SIESTA makes use of numerical atom-like basis sets and pseudopotentials to obtain an efficient implementation of density functional theory for crystals. The code is distributed with FoX and, by default, produces CMLComp documents for all calculations. The testing framework makes use of CML documents. XML documents are also created to represent the pseudopotentials. (Upgrading to FoX 4.1.2, partial dictionary)

Dalton

The Dalton code is a powerful tool for the calculation of a wide range of molecular properties at different levels of theory (HF, DFT, post-HF). There was a project (c. 2007/8?) to generate CML output. The current status is unknown.

OSSIA

OSSIA is Martin Dove’s code for Monte Carlo modelling of cation site ordering. Produces CMLComp output. (Current status unknown, extensive dictionary)

CASTEP

CASTEP is a plane-wave and pseudopotentials implementation of density functional theory applied to crystals. This was the main tool of the Materials Grid project, which produced a version of CASTEP 4.3 capable of generating CMLComp documents. (extensive dictionary, unknown if CML output is available from current version)

Mopac

OpenMopac is a is a semiempirical quantum chemistry program based on Dewar and Thiel’s NDDO approximation. I think there was a project (c. 2007/8?) to generate CML output. The current status is unknown.

Abinit

Abinit is another plane-wave and pseudopotentials DFT code. It can make use of FoX to allow pseudopotential interoperability with SIESTA (XML, not CML).

DL_Poly

DL_Poly is a force-field based molecular dynamics code. During the eMinerals project a version of DL_Poly_3 existed which could create CMLComp documents. The current status is unknown. (Martin Dove reports that he has a dictionary)

NW_Chem

I am aware of recent work to allow NW_Chem to output CMLComp documents.

CCViz

Another product from Toby, CCViz allows a CMLComp document to be displayed in a web-browser. A suitable CML document is transformed (using XSLT) to produce a dynamic XHTML document that includes graphs of, for example, convergence during geometry optimization and interactive 3D molecular models displayed using JMol. Ideally, the XSLT processor built into most web-browsers could perform the required transforms when it encounters a CML document (loading the style sheets as needed). However, as of 2008, CCViz needed advanced features not supported by mainstream browsers. In order to overcome this limitation the transforms are bundled with a command line program (also exposed as an online service). The CCViz code is available on GitHub and I’ve set deployed the online service. A slightly modified version of the command line version is also distributed with SIESTA (the changes should probably be merged back into the master version of the code). Note that the CCViz source contains a several CML dictionaries.

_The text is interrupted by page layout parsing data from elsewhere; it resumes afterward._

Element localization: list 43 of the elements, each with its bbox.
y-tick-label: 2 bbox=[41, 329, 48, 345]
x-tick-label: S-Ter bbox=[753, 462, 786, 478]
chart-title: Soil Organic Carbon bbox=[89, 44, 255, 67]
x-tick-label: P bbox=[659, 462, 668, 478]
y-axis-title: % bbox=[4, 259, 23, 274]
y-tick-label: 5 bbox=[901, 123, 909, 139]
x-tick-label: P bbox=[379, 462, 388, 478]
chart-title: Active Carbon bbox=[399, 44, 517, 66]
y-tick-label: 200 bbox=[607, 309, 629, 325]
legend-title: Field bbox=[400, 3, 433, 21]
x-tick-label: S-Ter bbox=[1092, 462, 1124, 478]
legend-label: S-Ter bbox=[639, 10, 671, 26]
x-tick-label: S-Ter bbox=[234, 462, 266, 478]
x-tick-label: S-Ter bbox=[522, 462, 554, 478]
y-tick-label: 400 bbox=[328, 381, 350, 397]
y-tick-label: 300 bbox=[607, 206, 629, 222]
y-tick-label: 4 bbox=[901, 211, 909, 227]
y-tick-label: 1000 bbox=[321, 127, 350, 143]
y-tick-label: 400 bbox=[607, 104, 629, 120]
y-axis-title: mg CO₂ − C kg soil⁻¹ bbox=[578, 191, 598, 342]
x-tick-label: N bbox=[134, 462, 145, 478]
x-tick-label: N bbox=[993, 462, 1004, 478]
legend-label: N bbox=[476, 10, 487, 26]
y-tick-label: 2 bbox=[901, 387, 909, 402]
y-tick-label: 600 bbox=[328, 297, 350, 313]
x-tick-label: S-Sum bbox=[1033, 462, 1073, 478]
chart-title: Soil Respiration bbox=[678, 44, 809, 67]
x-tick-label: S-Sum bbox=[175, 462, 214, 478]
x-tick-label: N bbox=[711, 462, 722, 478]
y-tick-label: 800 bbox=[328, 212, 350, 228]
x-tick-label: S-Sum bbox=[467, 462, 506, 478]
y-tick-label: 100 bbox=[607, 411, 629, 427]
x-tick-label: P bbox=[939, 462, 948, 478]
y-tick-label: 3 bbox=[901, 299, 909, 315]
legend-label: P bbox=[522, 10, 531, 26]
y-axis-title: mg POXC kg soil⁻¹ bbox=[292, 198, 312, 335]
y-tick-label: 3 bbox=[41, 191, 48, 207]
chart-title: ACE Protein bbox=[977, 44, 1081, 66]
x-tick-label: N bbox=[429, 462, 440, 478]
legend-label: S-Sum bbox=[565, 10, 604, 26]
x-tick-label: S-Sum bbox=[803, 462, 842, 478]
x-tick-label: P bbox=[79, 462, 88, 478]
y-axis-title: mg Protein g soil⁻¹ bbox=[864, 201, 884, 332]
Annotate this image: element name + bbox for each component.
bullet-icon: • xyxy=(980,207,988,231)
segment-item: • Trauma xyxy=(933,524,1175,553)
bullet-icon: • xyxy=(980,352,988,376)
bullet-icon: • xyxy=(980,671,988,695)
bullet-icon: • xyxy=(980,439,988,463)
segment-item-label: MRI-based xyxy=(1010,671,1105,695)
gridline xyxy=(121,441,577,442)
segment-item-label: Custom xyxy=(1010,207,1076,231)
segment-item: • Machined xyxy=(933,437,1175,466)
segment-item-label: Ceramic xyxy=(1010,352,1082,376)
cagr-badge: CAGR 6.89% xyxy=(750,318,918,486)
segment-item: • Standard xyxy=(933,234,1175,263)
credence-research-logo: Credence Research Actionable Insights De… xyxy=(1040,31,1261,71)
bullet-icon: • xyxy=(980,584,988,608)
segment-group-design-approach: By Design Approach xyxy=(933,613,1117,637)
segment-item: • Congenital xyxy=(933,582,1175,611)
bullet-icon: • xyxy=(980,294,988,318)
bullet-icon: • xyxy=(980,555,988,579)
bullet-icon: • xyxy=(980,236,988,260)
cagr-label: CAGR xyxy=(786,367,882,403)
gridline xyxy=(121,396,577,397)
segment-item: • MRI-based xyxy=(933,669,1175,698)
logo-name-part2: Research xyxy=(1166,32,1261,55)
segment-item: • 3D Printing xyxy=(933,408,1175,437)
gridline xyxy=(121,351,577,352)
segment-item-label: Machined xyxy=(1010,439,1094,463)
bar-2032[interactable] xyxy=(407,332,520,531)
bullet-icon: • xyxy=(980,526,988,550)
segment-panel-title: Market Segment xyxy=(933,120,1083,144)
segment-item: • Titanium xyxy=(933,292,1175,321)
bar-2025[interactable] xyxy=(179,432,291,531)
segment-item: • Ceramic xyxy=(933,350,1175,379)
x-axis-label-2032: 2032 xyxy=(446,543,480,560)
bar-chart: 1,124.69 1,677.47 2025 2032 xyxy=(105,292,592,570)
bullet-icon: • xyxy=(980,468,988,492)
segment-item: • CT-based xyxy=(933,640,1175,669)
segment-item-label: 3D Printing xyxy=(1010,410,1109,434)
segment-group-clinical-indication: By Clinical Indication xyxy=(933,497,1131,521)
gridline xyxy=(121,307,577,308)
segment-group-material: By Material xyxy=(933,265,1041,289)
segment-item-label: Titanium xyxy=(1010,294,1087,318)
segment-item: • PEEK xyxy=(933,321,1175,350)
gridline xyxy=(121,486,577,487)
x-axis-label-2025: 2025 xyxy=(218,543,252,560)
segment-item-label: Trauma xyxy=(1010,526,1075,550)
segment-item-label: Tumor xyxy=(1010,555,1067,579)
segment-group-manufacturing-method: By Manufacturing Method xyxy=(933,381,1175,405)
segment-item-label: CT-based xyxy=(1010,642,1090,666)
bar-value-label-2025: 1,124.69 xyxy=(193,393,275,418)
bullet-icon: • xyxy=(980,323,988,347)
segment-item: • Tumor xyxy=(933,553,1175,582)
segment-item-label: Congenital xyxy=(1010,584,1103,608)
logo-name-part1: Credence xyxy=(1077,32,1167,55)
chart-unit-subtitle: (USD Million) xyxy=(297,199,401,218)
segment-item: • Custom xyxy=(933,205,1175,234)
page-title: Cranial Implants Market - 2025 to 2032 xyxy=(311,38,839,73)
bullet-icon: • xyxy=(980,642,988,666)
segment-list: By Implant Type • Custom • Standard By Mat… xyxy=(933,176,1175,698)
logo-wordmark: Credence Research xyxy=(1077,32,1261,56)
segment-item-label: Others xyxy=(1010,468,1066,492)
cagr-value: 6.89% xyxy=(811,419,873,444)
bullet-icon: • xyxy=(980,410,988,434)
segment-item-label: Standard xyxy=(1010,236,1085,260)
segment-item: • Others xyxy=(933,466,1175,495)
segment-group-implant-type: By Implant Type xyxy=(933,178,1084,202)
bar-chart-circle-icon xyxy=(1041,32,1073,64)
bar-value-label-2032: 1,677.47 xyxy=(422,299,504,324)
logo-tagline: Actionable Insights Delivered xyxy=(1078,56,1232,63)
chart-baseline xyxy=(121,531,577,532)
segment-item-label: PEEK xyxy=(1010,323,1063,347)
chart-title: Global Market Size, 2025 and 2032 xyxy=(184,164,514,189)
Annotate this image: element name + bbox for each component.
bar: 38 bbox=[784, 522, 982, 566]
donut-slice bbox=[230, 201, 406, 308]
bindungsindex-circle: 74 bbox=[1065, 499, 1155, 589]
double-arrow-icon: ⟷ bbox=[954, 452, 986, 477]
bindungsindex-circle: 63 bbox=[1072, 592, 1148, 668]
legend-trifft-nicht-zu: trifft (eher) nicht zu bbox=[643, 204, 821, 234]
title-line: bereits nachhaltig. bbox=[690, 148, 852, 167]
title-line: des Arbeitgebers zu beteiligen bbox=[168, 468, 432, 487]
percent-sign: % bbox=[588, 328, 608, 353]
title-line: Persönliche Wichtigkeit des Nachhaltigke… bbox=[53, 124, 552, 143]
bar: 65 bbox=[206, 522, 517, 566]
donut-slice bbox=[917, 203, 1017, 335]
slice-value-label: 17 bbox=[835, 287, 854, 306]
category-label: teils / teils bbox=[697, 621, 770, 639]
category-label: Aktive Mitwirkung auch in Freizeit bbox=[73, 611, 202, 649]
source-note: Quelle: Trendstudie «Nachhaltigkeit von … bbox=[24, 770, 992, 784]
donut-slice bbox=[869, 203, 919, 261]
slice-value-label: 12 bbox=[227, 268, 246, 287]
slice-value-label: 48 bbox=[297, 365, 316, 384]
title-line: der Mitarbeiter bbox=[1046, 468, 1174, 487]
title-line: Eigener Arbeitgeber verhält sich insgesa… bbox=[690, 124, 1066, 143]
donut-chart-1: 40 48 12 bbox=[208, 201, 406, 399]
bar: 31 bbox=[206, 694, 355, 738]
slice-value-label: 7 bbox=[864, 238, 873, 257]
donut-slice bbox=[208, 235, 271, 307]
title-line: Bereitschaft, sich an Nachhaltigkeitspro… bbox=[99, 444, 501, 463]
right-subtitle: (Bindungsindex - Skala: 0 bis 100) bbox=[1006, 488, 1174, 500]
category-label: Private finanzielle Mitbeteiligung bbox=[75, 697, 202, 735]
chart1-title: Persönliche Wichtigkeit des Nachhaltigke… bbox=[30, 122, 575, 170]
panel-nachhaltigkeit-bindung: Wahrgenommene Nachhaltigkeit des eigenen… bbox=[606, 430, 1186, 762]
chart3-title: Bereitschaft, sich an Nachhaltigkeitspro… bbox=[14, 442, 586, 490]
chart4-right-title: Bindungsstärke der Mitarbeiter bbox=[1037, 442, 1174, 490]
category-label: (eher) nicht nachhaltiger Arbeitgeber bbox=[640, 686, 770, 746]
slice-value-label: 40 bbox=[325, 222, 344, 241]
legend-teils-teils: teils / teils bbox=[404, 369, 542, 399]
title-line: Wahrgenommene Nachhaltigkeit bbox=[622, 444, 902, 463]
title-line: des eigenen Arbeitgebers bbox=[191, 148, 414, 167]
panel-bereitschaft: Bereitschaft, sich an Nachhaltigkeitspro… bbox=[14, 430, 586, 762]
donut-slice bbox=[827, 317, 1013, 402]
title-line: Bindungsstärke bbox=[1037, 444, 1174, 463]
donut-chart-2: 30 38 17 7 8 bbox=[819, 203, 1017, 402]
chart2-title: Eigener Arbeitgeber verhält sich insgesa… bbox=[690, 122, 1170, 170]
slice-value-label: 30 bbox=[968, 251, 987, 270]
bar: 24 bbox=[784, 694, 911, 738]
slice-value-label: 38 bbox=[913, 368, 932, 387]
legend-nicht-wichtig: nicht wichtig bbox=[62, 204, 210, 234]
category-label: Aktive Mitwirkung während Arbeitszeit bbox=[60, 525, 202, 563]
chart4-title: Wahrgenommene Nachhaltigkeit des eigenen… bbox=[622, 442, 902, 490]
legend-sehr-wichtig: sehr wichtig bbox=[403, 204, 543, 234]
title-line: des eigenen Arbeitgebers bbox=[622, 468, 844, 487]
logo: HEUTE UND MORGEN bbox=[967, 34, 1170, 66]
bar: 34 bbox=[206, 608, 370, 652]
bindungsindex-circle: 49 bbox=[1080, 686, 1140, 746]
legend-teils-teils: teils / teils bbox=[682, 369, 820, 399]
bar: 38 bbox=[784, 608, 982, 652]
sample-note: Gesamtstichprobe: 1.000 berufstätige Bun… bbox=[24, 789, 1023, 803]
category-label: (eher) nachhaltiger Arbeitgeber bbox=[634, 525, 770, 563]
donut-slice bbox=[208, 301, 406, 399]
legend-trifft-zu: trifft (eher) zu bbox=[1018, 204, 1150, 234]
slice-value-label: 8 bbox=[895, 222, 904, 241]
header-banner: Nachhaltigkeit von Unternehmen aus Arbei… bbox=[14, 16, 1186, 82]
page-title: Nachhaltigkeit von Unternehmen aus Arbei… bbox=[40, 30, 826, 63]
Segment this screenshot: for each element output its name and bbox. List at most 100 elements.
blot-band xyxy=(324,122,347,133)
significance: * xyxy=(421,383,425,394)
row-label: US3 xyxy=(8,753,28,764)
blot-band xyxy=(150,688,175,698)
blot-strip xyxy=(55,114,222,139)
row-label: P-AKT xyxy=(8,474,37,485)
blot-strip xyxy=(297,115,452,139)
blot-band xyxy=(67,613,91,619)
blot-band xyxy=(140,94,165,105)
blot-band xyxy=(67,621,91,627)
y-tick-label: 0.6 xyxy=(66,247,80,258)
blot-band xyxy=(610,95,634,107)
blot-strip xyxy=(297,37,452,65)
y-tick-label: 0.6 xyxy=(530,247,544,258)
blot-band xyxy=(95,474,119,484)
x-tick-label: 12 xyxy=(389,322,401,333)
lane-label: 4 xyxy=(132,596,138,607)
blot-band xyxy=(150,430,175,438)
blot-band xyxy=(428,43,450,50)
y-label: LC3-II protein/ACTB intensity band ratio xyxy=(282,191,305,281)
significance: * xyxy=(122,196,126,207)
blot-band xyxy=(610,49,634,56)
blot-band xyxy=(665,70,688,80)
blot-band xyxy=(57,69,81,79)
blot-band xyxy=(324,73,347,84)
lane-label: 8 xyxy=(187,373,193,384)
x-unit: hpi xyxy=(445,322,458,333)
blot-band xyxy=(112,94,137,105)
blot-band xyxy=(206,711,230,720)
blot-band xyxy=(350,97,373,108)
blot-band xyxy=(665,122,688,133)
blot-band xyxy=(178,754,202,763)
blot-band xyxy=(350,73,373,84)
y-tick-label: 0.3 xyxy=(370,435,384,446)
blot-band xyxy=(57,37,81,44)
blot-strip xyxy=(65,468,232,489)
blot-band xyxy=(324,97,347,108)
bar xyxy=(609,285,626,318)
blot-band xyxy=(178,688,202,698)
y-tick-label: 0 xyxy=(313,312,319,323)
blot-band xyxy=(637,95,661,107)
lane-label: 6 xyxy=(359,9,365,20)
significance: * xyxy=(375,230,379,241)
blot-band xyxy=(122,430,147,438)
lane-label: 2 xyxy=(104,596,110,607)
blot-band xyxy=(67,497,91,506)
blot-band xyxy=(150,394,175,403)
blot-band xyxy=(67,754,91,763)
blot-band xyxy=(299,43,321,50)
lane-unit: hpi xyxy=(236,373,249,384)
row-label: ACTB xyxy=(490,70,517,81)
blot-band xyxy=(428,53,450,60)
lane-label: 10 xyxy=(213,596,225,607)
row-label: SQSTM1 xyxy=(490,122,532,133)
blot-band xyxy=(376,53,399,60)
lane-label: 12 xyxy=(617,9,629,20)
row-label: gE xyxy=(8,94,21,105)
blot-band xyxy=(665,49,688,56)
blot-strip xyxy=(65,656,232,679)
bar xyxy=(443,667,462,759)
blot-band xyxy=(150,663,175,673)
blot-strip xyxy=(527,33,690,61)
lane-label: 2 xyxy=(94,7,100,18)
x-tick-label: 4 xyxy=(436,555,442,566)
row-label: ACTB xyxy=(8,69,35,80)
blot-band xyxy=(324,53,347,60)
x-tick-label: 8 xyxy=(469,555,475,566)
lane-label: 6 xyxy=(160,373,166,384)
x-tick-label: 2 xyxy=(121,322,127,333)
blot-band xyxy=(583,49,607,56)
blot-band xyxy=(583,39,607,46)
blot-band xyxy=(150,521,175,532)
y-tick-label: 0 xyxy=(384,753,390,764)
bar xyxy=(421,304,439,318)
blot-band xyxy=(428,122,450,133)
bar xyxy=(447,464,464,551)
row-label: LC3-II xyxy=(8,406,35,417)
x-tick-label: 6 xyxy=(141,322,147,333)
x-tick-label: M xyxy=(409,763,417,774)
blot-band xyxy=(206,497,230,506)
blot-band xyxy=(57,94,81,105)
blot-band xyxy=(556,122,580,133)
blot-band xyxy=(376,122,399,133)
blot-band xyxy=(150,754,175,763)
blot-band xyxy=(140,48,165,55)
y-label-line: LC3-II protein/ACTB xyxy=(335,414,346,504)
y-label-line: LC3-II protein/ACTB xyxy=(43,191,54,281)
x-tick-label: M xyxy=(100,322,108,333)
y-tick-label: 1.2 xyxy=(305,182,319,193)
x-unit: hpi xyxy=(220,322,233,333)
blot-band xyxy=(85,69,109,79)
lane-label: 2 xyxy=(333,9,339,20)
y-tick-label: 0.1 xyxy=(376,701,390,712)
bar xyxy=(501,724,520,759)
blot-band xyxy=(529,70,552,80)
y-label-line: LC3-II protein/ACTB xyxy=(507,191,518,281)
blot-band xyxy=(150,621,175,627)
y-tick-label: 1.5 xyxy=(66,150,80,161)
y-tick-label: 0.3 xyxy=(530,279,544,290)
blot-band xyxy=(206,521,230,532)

For example, the SIESTA DFT code produces this CML document from one of its tests. Running this through CCViz produces this html document. The SIESTA dictionary (used to populate the right hand column of the output) can be found here.

Golem

Andrew Walkingshaw wrote Gloem, "a set of tools, and ontology language, for processing data written in the CML. The Golem language is XML, and the tools and libraries are written in Python." This makes use of CML dictionaries to build a system that can be used to construct application-agnostic tools for processing CML documents. The code and documentation is available and contains additional dictionaries.

CML interatomic potentials and other ideas

I spent a bit of time looking at how to represent interatomic potentials using a mixture of CML and context MathML. The code is here.

There is a project to represent XML pseudopotential data. Details can be found here.